I had absolutely no idea what he was talking about. But, wanting to eat and knowing that he was the gatekeeper, I mumbled, “RA,” and shuffled inside, grabbed a tray, and got my chow. Being a graduate of a large public high school, I knew how to work my way down a cafeteria line. We wolfed down our chow and then headed out into the dark, shivering in the back of the truck. Eventually, we stopped at a small cluster of WW II “temporary” barracks.
We trooped inside and were told to occupy the second floor. There ensued an age-old Army tradition of hip-pocket training. The NCO rattled off instructions for fireguard. I remember being fuzzy on most of what he said, as I had not learned the Army habit of replacing key words with profanity. Eventually, I learned that trick…perhaps too well. What I understood was, one of the other trainees would wake me up. I was to wander around the barracks with a silly cone-toped flashlight for thirty minutes and then wake my replacement. The NCO emphasized knowing who your replacement was and where he would be sleeping. He told us that lights out would be at 2130…whatever that meant. We loitered around the steps of the barracks smoking and joking until the NCO stepped out on the small porch and told us in no uncertain terms to get in our racks. We put our cigarette butts in the ubiquitous red butt-can and slouched off to sleep.
Sometime in the cold February night someone shook me awake and said, “Dude, it’s your turn for fireguard,” and handed me my scepter…the flashlight. I had no idea of what to do. There was no fire for me to guard. So, I wandered around the ancient billets reading the cold-war vehicle and aircraft identification posters. Odd, how that would be more important to me when SQT tests rolled around. Sometime in the middle of my watch as I was standing there reading the same poster for the umpteenth time, one of the other trainees stirred, tossing in his sleep.

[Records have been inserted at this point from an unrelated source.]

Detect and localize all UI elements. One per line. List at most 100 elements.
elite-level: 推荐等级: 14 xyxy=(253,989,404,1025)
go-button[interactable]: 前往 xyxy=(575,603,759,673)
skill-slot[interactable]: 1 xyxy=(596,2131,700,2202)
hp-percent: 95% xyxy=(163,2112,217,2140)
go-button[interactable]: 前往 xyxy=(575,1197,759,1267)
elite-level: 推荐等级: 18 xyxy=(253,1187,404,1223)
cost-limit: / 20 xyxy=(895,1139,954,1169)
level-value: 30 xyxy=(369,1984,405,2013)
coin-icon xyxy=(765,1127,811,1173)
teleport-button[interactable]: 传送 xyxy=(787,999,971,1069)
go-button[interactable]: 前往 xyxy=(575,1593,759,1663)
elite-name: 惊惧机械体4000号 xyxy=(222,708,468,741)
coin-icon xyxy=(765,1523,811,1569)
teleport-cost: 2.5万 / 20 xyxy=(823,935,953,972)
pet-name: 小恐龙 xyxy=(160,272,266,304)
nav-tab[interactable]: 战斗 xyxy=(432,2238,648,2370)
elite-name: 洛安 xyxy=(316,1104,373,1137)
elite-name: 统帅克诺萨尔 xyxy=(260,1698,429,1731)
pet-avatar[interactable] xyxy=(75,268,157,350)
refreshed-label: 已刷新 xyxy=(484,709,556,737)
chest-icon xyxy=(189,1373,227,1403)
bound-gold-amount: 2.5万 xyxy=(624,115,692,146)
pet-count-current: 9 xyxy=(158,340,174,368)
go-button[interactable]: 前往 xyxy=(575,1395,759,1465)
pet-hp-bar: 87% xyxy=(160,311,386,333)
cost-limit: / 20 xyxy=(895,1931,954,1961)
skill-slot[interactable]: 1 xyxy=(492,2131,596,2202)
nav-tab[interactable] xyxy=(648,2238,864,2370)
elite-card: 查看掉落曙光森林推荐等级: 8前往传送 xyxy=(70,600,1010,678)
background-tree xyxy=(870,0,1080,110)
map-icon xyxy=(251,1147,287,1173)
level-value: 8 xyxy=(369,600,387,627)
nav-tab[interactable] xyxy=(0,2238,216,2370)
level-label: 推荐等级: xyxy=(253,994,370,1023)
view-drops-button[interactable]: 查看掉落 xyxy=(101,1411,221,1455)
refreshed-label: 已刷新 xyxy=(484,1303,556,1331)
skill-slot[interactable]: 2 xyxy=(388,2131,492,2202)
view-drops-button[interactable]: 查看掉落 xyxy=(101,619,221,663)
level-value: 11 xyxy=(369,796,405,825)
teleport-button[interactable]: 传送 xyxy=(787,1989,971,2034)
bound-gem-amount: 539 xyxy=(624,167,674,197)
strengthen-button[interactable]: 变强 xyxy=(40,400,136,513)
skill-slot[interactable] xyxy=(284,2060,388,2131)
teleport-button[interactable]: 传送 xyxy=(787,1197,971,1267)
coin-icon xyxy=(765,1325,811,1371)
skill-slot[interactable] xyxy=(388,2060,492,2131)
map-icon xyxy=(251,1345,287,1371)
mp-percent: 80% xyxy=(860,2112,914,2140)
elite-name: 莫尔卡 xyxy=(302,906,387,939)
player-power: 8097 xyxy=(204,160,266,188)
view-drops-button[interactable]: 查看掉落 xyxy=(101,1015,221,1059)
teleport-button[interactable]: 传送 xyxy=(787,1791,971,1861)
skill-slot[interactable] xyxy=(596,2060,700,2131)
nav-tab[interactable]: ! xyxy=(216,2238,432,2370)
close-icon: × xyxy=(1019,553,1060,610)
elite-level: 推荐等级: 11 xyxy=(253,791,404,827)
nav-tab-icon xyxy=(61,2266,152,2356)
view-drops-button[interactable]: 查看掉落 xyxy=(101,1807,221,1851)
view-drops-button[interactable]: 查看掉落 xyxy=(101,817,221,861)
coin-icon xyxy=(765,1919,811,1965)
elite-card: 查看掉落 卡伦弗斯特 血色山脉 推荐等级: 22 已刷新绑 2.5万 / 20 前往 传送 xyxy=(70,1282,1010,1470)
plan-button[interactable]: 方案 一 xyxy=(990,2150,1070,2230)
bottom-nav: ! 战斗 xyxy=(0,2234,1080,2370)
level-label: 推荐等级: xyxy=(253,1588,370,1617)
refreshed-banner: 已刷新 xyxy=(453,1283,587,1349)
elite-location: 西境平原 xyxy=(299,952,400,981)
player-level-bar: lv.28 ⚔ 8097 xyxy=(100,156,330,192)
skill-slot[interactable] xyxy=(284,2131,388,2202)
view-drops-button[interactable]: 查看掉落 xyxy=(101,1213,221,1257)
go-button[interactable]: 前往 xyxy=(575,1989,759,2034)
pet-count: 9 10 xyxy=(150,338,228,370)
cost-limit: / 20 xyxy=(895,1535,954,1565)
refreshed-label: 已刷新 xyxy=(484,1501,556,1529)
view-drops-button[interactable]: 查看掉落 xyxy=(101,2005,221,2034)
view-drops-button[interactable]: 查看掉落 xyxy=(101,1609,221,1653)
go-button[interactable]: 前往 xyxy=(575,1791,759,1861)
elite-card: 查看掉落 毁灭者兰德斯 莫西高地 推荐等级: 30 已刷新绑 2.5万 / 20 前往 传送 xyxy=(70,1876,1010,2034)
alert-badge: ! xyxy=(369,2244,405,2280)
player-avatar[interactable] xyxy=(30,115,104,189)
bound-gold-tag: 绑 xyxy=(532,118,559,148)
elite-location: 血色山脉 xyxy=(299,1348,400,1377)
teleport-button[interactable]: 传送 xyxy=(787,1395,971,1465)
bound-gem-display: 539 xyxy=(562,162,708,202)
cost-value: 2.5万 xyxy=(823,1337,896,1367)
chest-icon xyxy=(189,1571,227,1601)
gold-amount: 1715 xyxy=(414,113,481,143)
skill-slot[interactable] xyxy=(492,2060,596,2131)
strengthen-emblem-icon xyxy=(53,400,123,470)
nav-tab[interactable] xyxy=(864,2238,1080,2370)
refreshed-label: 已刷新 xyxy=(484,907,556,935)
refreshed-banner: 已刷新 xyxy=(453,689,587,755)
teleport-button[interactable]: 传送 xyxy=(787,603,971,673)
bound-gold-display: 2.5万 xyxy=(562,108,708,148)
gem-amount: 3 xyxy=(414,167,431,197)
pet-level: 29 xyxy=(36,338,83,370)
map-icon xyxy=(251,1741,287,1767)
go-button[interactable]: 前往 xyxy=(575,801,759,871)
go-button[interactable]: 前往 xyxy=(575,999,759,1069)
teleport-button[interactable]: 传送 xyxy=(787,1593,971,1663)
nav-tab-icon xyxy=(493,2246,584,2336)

Suddenly, he sat up wild-eyed, but not seeing the same thing I was seeing. He let out three ear-splitting screams and then lay back down and started snoring again. Startled, I had dropped my flashlight, which rolled down the stairs, its loud thumps echoing off the ancient wooden walls. Several of the other trainees in bunks near the now snoring oddball set up wondering what was going on. In a few minutes quiet and darkness once again secured the AO. I retrieved my flashlight and wondered what in the world had I gotten myself into. First day in the Army.